Article Reporterre, rédigé par Florence Quille le 22 novembre 2022.
Confrontés aux fermetures, les habitants d'un village anglais ont repris le centre social, la bibliothèque, l'épicerie et le pub. Faisant de Trawden le seul village autogéré de Grande-Bretagne.
En 2014, Trawden a bien failli devenir une cité-dortoir comme tant d'autres dans cette région verdoyante du nord-ouest de l'Angleterre. Commerces fermés, services publics supprimés, ce village de 2 500 âmes semblait voué au déclin avec la crise du textile. La fermeture du centre social a eu l'effet d'un électrochoc. « Nous avons senti que c'était une ligne rouge. Il fallait réagir. Notre esprit communautaire n'y survivrait pas », raconte Steven Wilcock, figure locale du village qui a pris la tête de la fronde.

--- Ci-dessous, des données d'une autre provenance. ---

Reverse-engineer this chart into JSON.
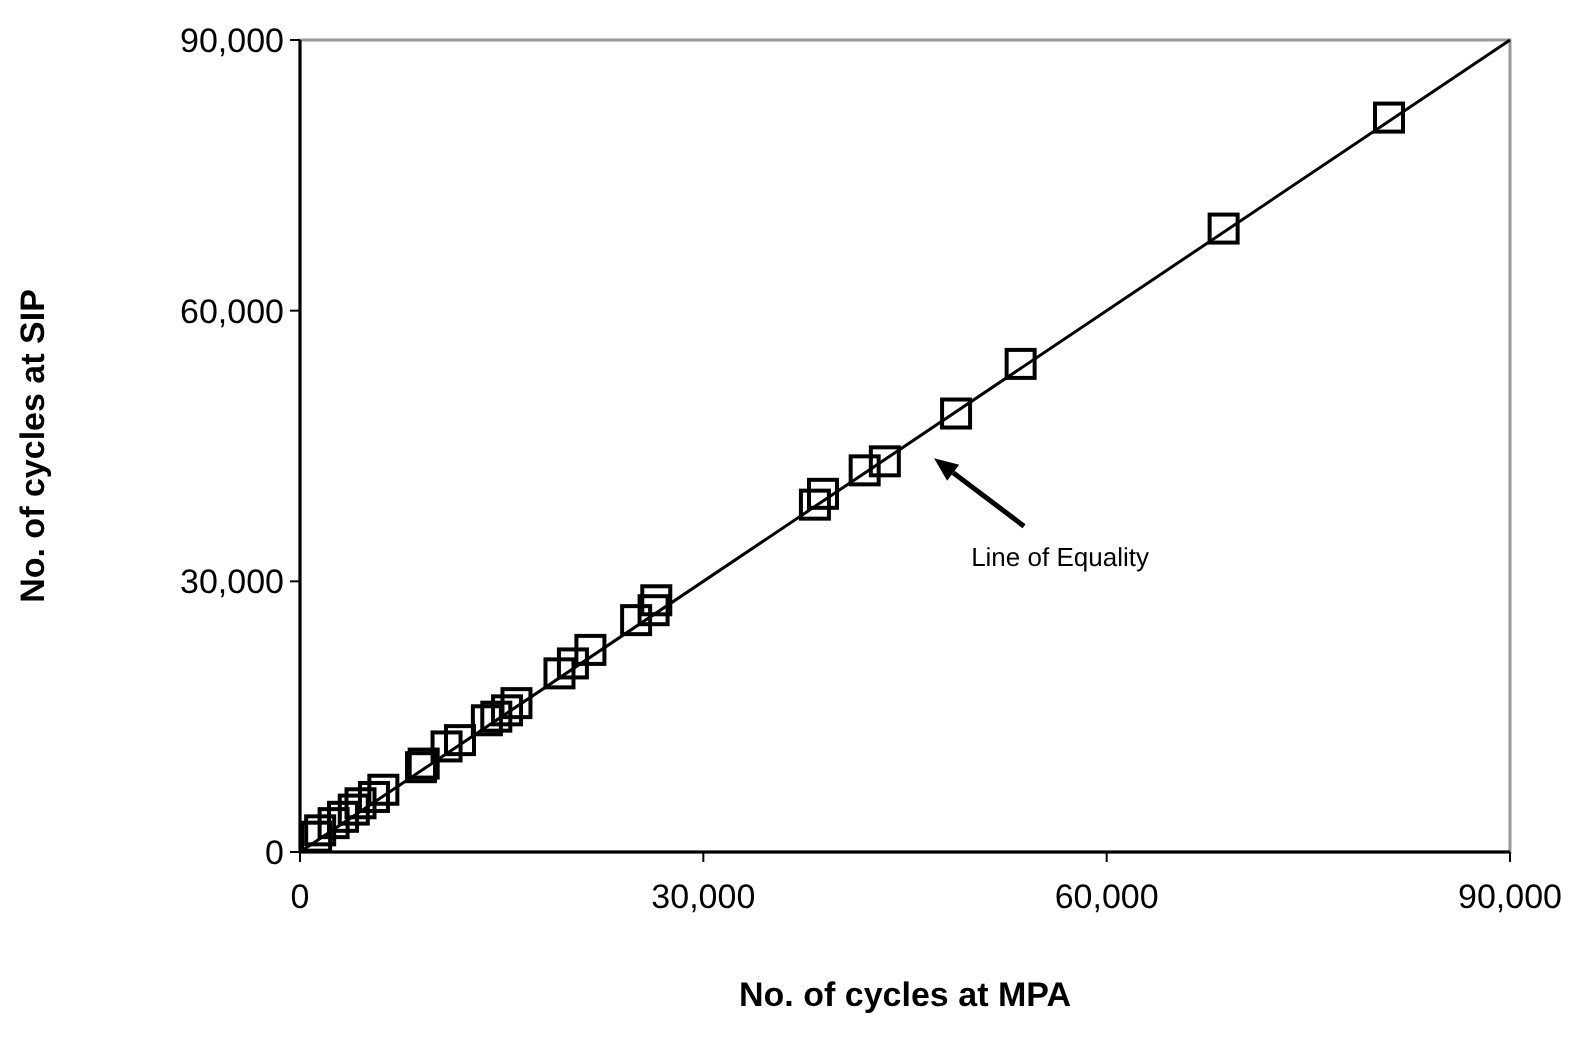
{
  "chart_data": {
    "type": "scatter",
    "xlabel": "No. of cycles at MPA",
    "ylabel": "No. of cycles at SIP",
    "xlim": [
      0,
      90000
    ],
    "ylim": [
      0,
      90000
    ],
    "xticks": [
      0,
      {
        "value": 30000,
        "label": "30,000"
      },
      {
        "value": 60000,
        "label": "60,000"
      },
      {
        "value": 90000,
        "label": "90,000"
      }
    ],
    "yticks": [
      0,
      {
        "value": 30000,
        "label": "30,000"
      },
      {
        "value": 60000,
        "label": "60,000"
      },
      {
        "value": 90000,
        "label": "90,000"
      }
    ],
    "grid": false,
    "marker": "square",
    "series": [
      {
        "color": "#000000",
        "x": [
          81000,
          68700,
          53600,
          48800,
          43500,
          42000,
          38900,
          38300,
          26500,
          26300,
          25000,
          21600,
          20300,
          19300,
          16100,
          15400,
          14600,
          13900,
          11900,
          10900,
          9200,
          9000,
          6200,
          5500,
          4500,
          4000,
          3200,
          2500,
          1500,
          1200
        ],
        "values": [
          81400,
          69100,
          54100,
          48600,
          43300,
          42300,
          39700,
          38500,
          27900,
          26800,
          25700,
          22400,
          20900,
          19800,
          16500,
          15700,
          15000,
          14600,
          12400,
          11700,
          9800,
          9400,
          6900,
          6100,
          5400,
          4700,
          3900,
          3200,
          2400,
          1700
        ]
      },
      {
        "type": "line",
        "color": "#000000",
        "marker": "none",
        "line_style": "solid",
        "x": [
          0,
          90000
        ],
        "values": [
          0,
          90000
        ]
      }
    ],
    "annotations": [
      "Line of Equality"
    ]
  }
}
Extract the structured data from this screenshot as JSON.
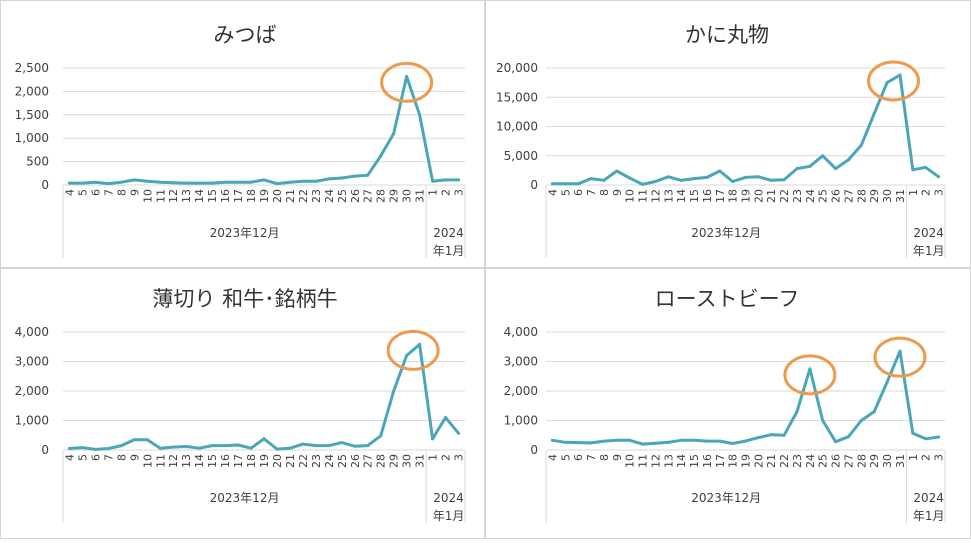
{
  "panel_year_label": "2023年12月",
  "panel_next_year_label_line1": "2024",
  "panel_next_year_label_line2": "年1月",
  "colors": {
    "line": "#4BA6B9",
    "highlight": "#EE9A4D",
    "grid": "#D9D9D9",
    "text": "#404040",
    "title": "#333333",
    "divider": "#D4D4D4"
  },
  "chart_data": [
    {
      "type": "line",
      "title": "みつば",
      "x": [
        "4",
        "5",
        "6",
        "7",
        "8",
        "9",
        "10",
        "11",
        "12",
        "13",
        "14",
        "15",
        "16",
        "17",
        "18",
        "19",
        "20",
        "21",
        "22",
        "23",
        "24",
        "25",
        "26",
        "27",
        "28",
        "29",
        "30",
        "31",
        "1",
        "2",
        "3"
      ],
      "values": [
        40,
        40,
        60,
        30,
        60,
        110,
        80,
        60,
        50,
        40,
        40,
        40,
        60,
        60,
        60,
        110,
        30,
        60,
        80,
        80,
        130,
        150,
        190,
        210,
        620,
        1100,
        2320,
        1500,
        80,
        110,
        110
      ],
      "ylim": [
        0,
        2500
      ],
      "yticks": [
        "0",
        "500",
        "1,000",
        "1,500",
        "2,000",
        "2,500"
      ],
      "highlight_index": [
        26
      ]
    },
    {
      "type": "line",
      "title": "かに丸物",
      "x": [
        "4",
        "5",
        "6",
        "7",
        "8",
        "9",
        "10",
        "11",
        "12",
        "13",
        "14",
        "15",
        "16",
        "17",
        "18",
        "19",
        "20",
        "21",
        "22",
        "23",
        "24",
        "25",
        "26",
        "27",
        "28",
        "29",
        "30",
        "31",
        "1",
        "2",
        "3"
      ],
      "values": [
        200,
        200,
        200,
        1100,
        800,
        2400,
        1200,
        100,
        600,
        1400,
        800,
        1100,
        1300,
        2400,
        600,
        1300,
        1400,
        800,
        900,
        2800,
        3200,
        5000,
        2800,
        4300,
        6800,
        12200,
        17500,
        18800,
        2600,
        3000,
        1400
      ],
      "ylim": [
        0,
        20000
      ],
      "yticks": [
        "0",
        "5,000",
        "10,000",
        "15,000",
        "20,000"
      ],
      "highlight_index": [
        26
      ]
    },
    {
      "type": "line",
      "title": "薄切り 和牛･銘柄牛",
      "x": [
        "4",
        "5",
        "6",
        "7",
        "8",
        "9",
        "10",
        "11",
        "12",
        "13",
        "14",
        "15",
        "16",
        "17",
        "18",
        "19",
        "20",
        "21",
        "22",
        "23",
        "24",
        "25",
        "26",
        "27",
        "28",
        "29",
        "30",
        "31",
        "1",
        "2",
        "3"
      ],
      "values": [
        50,
        80,
        20,
        50,
        150,
        350,
        350,
        60,
        100,
        120,
        60,
        150,
        150,
        170,
        60,
        380,
        30,
        60,
        200,
        150,
        150,
        250,
        130,
        150,
        480,
        2000,
        3200,
        3580,
        380,
        1100,
        570
      ],
      "ylim": [
        0,
        4000
      ],
      "yticks": [
        "0",
        "1,000",
        "2,000",
        "3,000",
        "4,000"
      ],
      "highlight_index": [
        26
      ]
    },
    {
      "type": "line",
      "title": "ローストビーフ",
      "x": [
        "4",
        "5",
        "6",
        "7",
        "8",
        "9",
        "10",
        "11",
        "12",
        "13",
        "14",
        "15",
        "16",
        "17",
        "18",
        "19",
        "20",
        "21",
        "22",
        "23",
        "24",
        "25",
        "26",
        "27",
        "28",
        "29",
        "30",
        "31",
        "1",
        "2",
        "3"
      ],
      "values": [
        330,
        260,
        250,
        240,
        300,
        330,
        330,
        200,
        230,
        260,
        330,
        330,
        300,
        300,
        220,
        300,
        420,
        520,
        500,
        1300,
        2750,
        1000,
        280,
        450,
        1000,
        1300,
        2300,
        3350,
        570,
        380,
        440
      ],
      "ylim": [
        0,
        4000
      ],
      "yticks": [
        "0",
        "1,000",
        "2,000",
        "3,000",
        "4,000"
      ],
      "highlight_index": [
        20,
        27
      ]
    }
  ]
}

Les résidents de cette région ont alors racheté au Comté le vieux bâtiment pour la somme symbolique de 1 Pound et ont retroussé leurs manches. Les travaux étaient considérables tant la bâtisse était vétuste. De chantiers collectifs en journées caritatives pour lever des fonds, les habitants ont mis deux ans au total pour mener à bien l'opération.

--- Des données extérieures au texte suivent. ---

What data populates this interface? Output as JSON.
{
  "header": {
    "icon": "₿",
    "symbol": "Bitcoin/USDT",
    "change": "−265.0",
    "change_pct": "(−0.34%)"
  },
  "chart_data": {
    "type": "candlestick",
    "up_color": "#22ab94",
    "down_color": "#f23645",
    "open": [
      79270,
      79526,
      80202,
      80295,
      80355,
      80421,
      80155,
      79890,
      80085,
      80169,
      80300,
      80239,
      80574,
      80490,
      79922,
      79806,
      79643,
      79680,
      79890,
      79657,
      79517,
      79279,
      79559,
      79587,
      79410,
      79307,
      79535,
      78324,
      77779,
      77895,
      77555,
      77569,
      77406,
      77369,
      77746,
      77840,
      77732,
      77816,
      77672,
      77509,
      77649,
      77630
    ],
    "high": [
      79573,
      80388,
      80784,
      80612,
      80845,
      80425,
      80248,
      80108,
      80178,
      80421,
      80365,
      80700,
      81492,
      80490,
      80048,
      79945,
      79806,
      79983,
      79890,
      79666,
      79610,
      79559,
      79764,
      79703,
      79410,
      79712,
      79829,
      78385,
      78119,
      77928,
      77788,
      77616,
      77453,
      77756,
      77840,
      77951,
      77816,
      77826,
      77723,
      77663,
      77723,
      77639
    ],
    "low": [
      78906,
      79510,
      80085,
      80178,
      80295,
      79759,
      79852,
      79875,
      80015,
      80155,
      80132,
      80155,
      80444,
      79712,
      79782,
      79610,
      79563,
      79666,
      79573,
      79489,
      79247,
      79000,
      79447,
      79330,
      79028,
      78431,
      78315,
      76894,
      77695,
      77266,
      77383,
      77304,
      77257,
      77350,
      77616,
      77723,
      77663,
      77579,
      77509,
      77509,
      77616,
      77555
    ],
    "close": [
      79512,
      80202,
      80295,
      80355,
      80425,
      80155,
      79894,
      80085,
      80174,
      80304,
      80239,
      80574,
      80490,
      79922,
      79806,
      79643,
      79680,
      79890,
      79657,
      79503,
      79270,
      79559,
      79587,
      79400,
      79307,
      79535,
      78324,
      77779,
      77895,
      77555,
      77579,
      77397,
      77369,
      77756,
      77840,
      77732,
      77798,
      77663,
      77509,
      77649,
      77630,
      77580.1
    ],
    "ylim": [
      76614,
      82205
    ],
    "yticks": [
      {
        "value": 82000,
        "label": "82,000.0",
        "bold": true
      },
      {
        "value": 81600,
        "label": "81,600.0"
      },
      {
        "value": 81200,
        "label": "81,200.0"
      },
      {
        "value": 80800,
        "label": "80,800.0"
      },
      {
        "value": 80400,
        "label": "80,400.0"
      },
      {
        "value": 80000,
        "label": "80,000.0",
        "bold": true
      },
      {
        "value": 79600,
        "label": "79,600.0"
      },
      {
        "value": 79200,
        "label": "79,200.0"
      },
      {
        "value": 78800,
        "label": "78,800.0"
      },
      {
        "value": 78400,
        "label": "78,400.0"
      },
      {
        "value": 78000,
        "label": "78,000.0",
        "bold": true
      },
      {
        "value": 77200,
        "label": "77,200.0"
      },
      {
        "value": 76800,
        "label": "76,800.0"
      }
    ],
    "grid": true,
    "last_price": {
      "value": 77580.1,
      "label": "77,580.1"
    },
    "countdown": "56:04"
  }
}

Aujourd'hui, le centre communautaire flambant neuf accueille de multiples activités : tai chi, yoga, gymnastique, réunions scouts... Géré par une équipe de bénévoles, il est autosuffisant grâce à la location de la salle des fêtes et du bar attenant pour des réunions familiales ou des évènements festifs, comme le salon de l'artisanat ou le festival de la bière. Les bénéfices permettent de financer les activités sociales : repas de l'amitié proposé chaque quinzaine aux aînés du village et autres activités conviviales.
Dopés par cette première expérience d'autogestion, les résidents ont décidé d'ouvrir une boutique à la place de l'ancienne bibliothèque et du centre maternel, tous deux fermés depuis de nombreuses années. Mais la négociation avec les responsables du Comté de Lancashire s'est avérée plus rude que prévu. « Ils avaient des vues sur le terrain pour bâtir un lotissement de luxe et refusaient de nous le céder », déplore Steven Wilcock, dont la famille est installée ici depuis trois générations. Il a fallu deux années d'âpres pourparlers pour décrocher enfin un bail de location de 125 ans, à titre gracieux.
Malgré les prix plus élevés qu'en ville, les clients sont assidus. Les affaires marchent tellement bien que le magasin a pu embaucher un salarié pour coordonner les équipes et assurer les livraisons en van électrique.
Mais en 2021, nouveau coup dur pour le village : les propriétaires du Trawden Arms, dernier pub du village, ont annoncé leur départ à la retraite et la fermeture de l'établissement. « Voir le pub fermé avec toutes ses lumières éteintes était déjà triste. Imaginer qu'il ne rouvrirait pas était impensable », confie un habitué. Après une phase d'abattement, les habitants se sont ressaisis. Ils ont eu quatre mois pour réunir les 450 000 Livres nécessaires à l'achat. Une somme colossale.
Comme à chaque fois, les résidents ont fait appel aux bonnes volontés. Des spécialistes en communication, sites internet et business plan ont rejoint le comité de pilotage et se sont réunis chaque semaine sur Zoom. L'initiative a été relayée dans toute l'Angleterre et les fonds ont afflué. Loterie nationale, quotidien anglais local... chacun a apporté son obole. Les habitants ont aussi mis la main à la poche : 460 d'entre eux ont investi dans l'opération. Quatre jours avant l'échéance, la somme a été réunie. « C'est incroyable l'engouement qu'a suscité cette opération », s'étonne encore Steven Wilcock.
Avec un peu d'audace et beaucoup d'obstination, les habitants de Trawden ont réussi à sauver l'atmosphère particulière de leur village. Grâce à une armée de volontaires qui entretiennent les sentiers et les jardinières, font tourner boutiques et bibliothèque, animent le centre communautaire, ils cultivent un vivre ensemble précieux, fait d'engagement social et de convivialité. Le modèle fait rêver et les visiteurs viennent de tout le pays rencontrer ces pionniers de l'autogestion dans l'espoir d'appliquer les mêmes recettes chez eux. Mais l'expérience est-elle reproductible ? Sans doute. Les pubs communautaires se sont multipliés ces dernières années. On en dénombre aujourd'hui 130 dans le pays.